At a gas station in Indiana, I pulled away from the pumps to a parking spot so the boyfriend could steal hot water from the mini-mart and make coffee with a filter cone and thermos cup, using the Swinger’s massive trunk as a table. As two mulleted teenaged boys approached, all smiles, I remember feeling like an asshole myself, me in my tight Lookout Records T-shirt, pig-tails and fancy sneakers, the boyfriend in his Chucks and Guided by Voices ringer T, and wanted to hide the fact that he was brewing coffee from the five pound bag of Peet’s we carried with us. Why couldn’t we just drink the coffee, terrible yes but already made, right inside the mini-mart? What was wrong with us?
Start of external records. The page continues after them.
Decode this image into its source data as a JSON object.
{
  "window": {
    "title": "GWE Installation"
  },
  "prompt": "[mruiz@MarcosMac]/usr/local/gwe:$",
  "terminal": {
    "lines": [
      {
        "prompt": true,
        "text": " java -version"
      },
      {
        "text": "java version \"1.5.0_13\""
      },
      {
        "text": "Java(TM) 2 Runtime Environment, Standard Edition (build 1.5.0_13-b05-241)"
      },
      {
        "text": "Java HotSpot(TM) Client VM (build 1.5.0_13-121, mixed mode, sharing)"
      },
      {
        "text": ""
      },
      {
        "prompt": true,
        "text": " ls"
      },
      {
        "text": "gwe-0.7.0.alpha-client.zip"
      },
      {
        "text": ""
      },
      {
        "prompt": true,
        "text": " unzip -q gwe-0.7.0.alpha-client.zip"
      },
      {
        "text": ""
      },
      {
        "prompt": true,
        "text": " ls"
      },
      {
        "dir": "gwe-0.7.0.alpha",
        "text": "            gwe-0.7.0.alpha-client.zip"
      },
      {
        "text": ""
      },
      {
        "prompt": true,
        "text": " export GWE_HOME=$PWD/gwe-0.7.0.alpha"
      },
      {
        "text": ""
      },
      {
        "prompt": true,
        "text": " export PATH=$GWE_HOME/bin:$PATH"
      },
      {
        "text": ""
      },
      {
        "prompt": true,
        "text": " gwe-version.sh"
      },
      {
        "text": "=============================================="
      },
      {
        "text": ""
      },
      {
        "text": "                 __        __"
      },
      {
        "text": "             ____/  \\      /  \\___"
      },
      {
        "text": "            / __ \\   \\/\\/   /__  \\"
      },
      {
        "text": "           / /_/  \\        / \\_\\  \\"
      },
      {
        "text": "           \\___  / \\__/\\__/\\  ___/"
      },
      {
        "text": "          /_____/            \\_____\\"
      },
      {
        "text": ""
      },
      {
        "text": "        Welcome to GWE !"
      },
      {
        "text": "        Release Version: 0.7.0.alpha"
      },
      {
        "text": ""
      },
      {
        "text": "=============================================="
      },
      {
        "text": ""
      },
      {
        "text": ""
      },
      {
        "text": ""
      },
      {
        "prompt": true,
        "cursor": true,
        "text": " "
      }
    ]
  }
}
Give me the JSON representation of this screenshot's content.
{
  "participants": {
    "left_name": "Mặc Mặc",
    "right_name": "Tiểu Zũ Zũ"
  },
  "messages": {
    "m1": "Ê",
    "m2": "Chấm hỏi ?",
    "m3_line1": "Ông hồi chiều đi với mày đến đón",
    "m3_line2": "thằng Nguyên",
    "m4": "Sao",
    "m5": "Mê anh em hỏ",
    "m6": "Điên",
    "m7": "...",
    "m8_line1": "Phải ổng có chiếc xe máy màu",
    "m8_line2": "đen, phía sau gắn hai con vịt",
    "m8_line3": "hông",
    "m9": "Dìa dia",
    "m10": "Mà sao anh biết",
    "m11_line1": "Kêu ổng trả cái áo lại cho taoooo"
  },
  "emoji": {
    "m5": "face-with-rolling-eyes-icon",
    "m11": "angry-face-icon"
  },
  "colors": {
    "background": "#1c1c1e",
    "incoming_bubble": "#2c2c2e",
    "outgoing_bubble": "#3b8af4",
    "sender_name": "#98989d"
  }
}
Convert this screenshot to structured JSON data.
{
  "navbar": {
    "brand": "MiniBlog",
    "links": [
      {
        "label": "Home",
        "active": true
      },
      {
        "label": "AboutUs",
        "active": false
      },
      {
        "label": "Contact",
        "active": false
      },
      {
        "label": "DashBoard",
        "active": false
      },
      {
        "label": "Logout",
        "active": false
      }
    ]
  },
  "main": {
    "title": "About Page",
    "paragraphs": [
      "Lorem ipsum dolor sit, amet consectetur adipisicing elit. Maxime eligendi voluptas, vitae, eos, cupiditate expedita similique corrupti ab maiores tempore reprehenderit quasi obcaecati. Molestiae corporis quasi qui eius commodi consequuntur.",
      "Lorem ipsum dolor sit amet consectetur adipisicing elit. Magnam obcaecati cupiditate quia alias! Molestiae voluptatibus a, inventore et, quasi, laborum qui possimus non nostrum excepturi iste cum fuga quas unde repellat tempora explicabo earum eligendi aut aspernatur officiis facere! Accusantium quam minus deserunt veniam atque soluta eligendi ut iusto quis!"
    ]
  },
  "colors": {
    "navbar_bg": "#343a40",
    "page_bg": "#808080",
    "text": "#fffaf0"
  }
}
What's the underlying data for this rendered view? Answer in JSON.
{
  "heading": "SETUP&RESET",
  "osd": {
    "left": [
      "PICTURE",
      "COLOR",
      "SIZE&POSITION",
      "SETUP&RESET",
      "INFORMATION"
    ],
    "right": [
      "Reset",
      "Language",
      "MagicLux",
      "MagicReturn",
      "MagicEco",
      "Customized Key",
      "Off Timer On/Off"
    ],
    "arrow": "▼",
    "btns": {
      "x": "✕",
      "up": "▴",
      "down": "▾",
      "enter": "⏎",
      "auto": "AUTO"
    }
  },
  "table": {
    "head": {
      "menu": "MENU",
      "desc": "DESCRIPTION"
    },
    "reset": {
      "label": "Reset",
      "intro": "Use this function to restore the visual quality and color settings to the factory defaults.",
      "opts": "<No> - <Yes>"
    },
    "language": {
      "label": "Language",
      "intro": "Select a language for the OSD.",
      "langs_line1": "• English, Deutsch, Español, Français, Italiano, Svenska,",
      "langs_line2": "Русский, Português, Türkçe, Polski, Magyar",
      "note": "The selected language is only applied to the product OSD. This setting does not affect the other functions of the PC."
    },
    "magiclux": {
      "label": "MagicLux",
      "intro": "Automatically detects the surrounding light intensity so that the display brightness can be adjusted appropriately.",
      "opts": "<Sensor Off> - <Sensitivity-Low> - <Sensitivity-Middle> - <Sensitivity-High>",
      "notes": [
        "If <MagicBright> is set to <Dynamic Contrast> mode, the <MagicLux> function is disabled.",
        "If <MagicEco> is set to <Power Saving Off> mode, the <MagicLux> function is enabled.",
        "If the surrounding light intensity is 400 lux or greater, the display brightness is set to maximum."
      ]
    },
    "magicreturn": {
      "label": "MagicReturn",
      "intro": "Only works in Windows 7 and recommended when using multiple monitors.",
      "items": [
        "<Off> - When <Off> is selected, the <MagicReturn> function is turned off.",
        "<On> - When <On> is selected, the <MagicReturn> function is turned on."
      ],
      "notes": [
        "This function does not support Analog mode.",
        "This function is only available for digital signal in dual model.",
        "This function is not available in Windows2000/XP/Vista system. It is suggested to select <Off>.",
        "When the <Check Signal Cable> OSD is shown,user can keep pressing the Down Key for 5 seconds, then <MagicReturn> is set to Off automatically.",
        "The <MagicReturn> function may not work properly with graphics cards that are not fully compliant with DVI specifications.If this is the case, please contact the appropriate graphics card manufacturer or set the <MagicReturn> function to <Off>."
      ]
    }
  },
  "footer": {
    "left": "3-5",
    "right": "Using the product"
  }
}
But I only vaguely heard what one of the teenagers said; my ears were ringing and my awkward smile froze. My African-American Studies Masters thesis-writing boyfriend turned away from the trunk and froze as well.
I can still see the boy’s small-town haircut, bright blue eyes and friendly, open face as he told his story, eager to connect with two city kids over their bitchin’ vintage car. And I remember his T-shirt: black with “Fourth Reich” in white over an Iron Cross.
I can’t recall which of the family Dart stories he told, nor do I remember what, if anything, I said in return. I know I didn’t say anything about his shirt. I didn’t tell him about Vera Weisman’s tattoo. Maybe the look on our faces told him something. I guess we just backed away, got in the car and left.
We drove on, ending our east-bound trajectory at the Mercury Lounge in New York. The trip back seemed to drag. We weren’t as eager to return as we were to set out, looking forward to seeing fireflies for the first time and eating barbecue along the river road.
I sold the Swinger when I moved to the high-desert Southwest. Carburetors get vapor lock at high altitude and won’t start. Worse, rear-wheel drive cars with drum brakes are insane on icy roads and won’t stop.
I sold it to a Mexican kid from a lower elevation town for $1,300. I was sorry to see it go, but the look on his face when he turned the key for the first time made me feel better.